Geçtiğimiz Perşembe günü cep telefonum çaldı. Tanımadığım bir numara, telefonu açtım.
“İyi günler Salih Seçkin Sevinç ile mi görüşüyorum?” dedi hattın ucundaki hoş bir kadın sesi.
“Evet, benim.” dedim.
“Öncelikle güvenliğiniz için görüşmemizin kayıt altına alındığını bilmenizi isterim.”
-Cevap yok-
“Sizi güzel bir haber için aradım. Türk Telekom’da faturlarınızı her ay düzenli olarak ödediğiniz için X marka bir kol saati kazandınız.”
“Öyle miiiii?”
“Eveet. Bunu adresinize göndermek isteriz. Tek yapmanız gereken adresinize gelecek kargonun 15 TL’lik bir bedeli var onu ödemek.”
“Vayy, çok güzel bir dolandırıcılık hikayesi çıktı karşıma! Ne güzel de anlatıyorsun vallahi. Dur ben şunu bir güzel yazayım da herkesin…”

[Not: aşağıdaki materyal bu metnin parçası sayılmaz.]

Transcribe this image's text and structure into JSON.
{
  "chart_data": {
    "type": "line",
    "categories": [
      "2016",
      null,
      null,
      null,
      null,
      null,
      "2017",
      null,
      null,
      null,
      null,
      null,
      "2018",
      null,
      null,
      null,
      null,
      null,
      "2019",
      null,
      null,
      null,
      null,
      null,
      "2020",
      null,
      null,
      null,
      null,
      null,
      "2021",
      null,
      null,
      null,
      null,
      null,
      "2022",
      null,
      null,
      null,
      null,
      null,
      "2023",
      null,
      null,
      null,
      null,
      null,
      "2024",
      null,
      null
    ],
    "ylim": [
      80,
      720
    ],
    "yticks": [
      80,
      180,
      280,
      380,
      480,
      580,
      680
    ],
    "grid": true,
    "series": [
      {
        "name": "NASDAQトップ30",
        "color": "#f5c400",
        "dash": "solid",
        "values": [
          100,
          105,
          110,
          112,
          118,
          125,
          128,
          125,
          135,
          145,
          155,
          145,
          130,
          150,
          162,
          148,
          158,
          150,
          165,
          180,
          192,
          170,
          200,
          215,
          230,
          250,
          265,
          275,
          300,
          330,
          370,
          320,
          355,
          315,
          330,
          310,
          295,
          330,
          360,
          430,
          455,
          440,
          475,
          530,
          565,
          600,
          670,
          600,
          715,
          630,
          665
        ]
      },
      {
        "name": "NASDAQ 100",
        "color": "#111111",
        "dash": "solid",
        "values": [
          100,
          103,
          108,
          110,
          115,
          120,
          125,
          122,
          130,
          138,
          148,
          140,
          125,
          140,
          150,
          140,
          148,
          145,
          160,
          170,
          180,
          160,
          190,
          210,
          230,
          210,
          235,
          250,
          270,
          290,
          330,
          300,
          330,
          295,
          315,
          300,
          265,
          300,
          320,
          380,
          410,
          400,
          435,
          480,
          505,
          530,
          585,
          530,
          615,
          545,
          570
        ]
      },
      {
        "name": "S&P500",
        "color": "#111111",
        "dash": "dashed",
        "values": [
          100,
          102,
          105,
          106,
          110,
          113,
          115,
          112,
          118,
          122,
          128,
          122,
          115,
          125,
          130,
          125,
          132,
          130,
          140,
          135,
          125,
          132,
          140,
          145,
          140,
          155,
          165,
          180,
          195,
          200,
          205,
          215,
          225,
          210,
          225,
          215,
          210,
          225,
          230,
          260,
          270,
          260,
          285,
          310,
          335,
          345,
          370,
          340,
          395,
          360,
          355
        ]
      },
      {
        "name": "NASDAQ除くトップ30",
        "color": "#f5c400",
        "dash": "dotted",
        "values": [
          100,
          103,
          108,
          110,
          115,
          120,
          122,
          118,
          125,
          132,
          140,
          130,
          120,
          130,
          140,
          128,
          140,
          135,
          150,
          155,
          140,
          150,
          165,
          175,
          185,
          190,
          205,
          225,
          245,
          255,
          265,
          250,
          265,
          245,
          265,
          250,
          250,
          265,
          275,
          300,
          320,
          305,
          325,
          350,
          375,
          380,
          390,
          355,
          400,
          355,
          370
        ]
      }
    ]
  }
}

Dıt.Dıt.Dıt. Hat kesildi! Karşımdaki güzel sesli kız telefonu yüzüme kapatmıştı. Beni arayan numarayı geri aradım, hat düşmüyor. Numara ise şu: 0551 4407317
Peki neden buna inanmadım? Çünkü ben Türk Telekom‘dan bir hizmet almıyorum da ondan. Başka biri olsa buna çok güzel inanabilirdi. Türk Telekom’un yaygın kullanımı olduğunu düşünerek genelliyorlar- ki bu çok mantıklı- sonrasında da kime tutturabilirlerse işte.
Aman siz siz olun ne olur dikkat edin!
Türkiye’de gün geçtikçe dolandırıcılık hikayelerini daha çok duymaya başlıyoruz.
Ben artık buna telefon terörü diyorum.